Мамай топал ногами, и в его памяти мелькнуло давнее, казалось забытое навеки. Он, мальчишка, с палкой в руке гонится за рыжим зверьком, не раз забиравшимся в юрту, настигает его у норы, замахивается, – и в этот момент зверёк обернулся, подпрыгнул, взвизгнул, показав зубы, и он, Мамай, отпрянул в таком испуге, что в груди похолодело. Не ожидал!.. Пока одумался, зверёк юркнул в нору...

Но тут не маленький зверёк – больше, сотни людей, знающих, что им пощады не будет, шли на ханский лагерь. Приближение этого грозящего копьями человеческого ежа здесь, посреди Орды, заставило содрогнуться Мамая. Он воочию видел тот лучший боевой строй, который способна создать копьеносная пехота против любой конницы. А если бы русы успели объединить вокруг себя те сотни степного сброда, который гибнет сейчас под копытами разъярённых всадников?!

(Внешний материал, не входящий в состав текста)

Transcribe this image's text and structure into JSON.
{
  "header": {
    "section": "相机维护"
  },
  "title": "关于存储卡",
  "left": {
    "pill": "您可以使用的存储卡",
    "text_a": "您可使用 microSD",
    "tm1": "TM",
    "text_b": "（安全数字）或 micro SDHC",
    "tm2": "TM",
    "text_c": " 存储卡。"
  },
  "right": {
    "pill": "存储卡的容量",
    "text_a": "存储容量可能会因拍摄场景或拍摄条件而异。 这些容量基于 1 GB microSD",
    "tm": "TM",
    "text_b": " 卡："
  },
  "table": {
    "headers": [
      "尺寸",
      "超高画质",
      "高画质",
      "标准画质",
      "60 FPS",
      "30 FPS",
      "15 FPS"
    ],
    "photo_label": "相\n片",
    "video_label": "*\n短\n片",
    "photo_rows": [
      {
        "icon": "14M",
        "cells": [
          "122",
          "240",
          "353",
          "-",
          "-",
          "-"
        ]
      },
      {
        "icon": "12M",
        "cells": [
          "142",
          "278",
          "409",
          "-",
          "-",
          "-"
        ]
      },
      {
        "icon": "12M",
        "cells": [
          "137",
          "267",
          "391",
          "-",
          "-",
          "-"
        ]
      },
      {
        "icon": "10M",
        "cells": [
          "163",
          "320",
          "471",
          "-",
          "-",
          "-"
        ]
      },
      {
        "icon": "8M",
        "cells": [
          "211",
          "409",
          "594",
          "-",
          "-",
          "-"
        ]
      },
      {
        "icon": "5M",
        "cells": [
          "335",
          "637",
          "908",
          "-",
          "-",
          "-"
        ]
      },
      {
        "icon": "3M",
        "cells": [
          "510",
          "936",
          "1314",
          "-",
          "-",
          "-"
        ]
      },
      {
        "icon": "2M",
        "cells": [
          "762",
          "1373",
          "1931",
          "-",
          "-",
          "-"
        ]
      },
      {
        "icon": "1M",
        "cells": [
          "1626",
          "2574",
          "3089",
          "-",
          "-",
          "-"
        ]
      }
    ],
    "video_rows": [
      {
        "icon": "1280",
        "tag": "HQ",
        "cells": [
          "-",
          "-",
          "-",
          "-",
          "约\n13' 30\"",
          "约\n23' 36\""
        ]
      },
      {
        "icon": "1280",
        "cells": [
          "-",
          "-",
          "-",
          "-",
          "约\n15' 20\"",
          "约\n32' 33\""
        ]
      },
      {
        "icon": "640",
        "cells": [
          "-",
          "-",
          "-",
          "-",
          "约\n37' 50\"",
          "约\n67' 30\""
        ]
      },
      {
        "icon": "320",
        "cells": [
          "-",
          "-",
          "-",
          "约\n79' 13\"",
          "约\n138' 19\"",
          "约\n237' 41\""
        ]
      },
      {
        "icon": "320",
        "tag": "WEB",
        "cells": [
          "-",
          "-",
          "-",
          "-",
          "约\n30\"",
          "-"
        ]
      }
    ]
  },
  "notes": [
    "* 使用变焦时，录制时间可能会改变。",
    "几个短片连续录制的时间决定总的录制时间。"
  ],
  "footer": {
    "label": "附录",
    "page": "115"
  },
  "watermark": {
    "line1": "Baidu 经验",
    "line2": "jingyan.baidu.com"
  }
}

"Витязи мои милые, соколы сизые, воины святорусские, – шептал посол. – Покажите им, как умирают в бою русские люди!.."

–Нукеры!.. Где – мои нукеры? – топал ногами Мамай.

Завизжали женщины, многих блюдолизов из свиты как ветром сдуло, лишь темники и нукеры сгрудились вокруг Мамая. Но уже топотали по полю две отборные сотни, всегда стоящие наготове, и батыры – участники состязаний, следившие за опозоренными соплеменниками, которых вместо наград ждут плети, теперь хлынули с окрестных высот лавой. Мамай опомнился.

–Остановите их! – заорал он. – Окружить русов и не трогать!

Он уже понимал, что, не останови избиения русов, многие подумают – Мамай испугался сотни измождённых рабов. Нет, он вызвал нукеров, чтобы спасти этих несчастных.

–Бейбулат! Усади гостей на места да вороти трусливых шакалов из свиты. Они заслужили плетей, но пусть лучше их бледные лица сгорят от стыда. Коня! Послу тоже!

Вслед за Мамаем Тетюшков подъехал к строю русских, окружённых конными ордынцами. Боевой квадрат щетинился копьями и не подпускал к себе вражеских всадников. Здесь были молодые и старые люди, но все – худые и обросшие. Лица и одежда многих – в крови, глаза сверкают ненавистью из-за щитов, в них отчаяние, смешанное с упоением яростью боя. Какое счастье для раба – умереть с оружием в руках!

–Поднимите копья, храбрые воины! С вами говорю я, повелитель Золотой Орды, и обещаю: никто вас больше не тронет.

Железная щетина лишь колыхнулась.

–Вы не верите слову повелителя? – крикнул толмач.

–Не верим! – раздалось из строя. – Научились не верить!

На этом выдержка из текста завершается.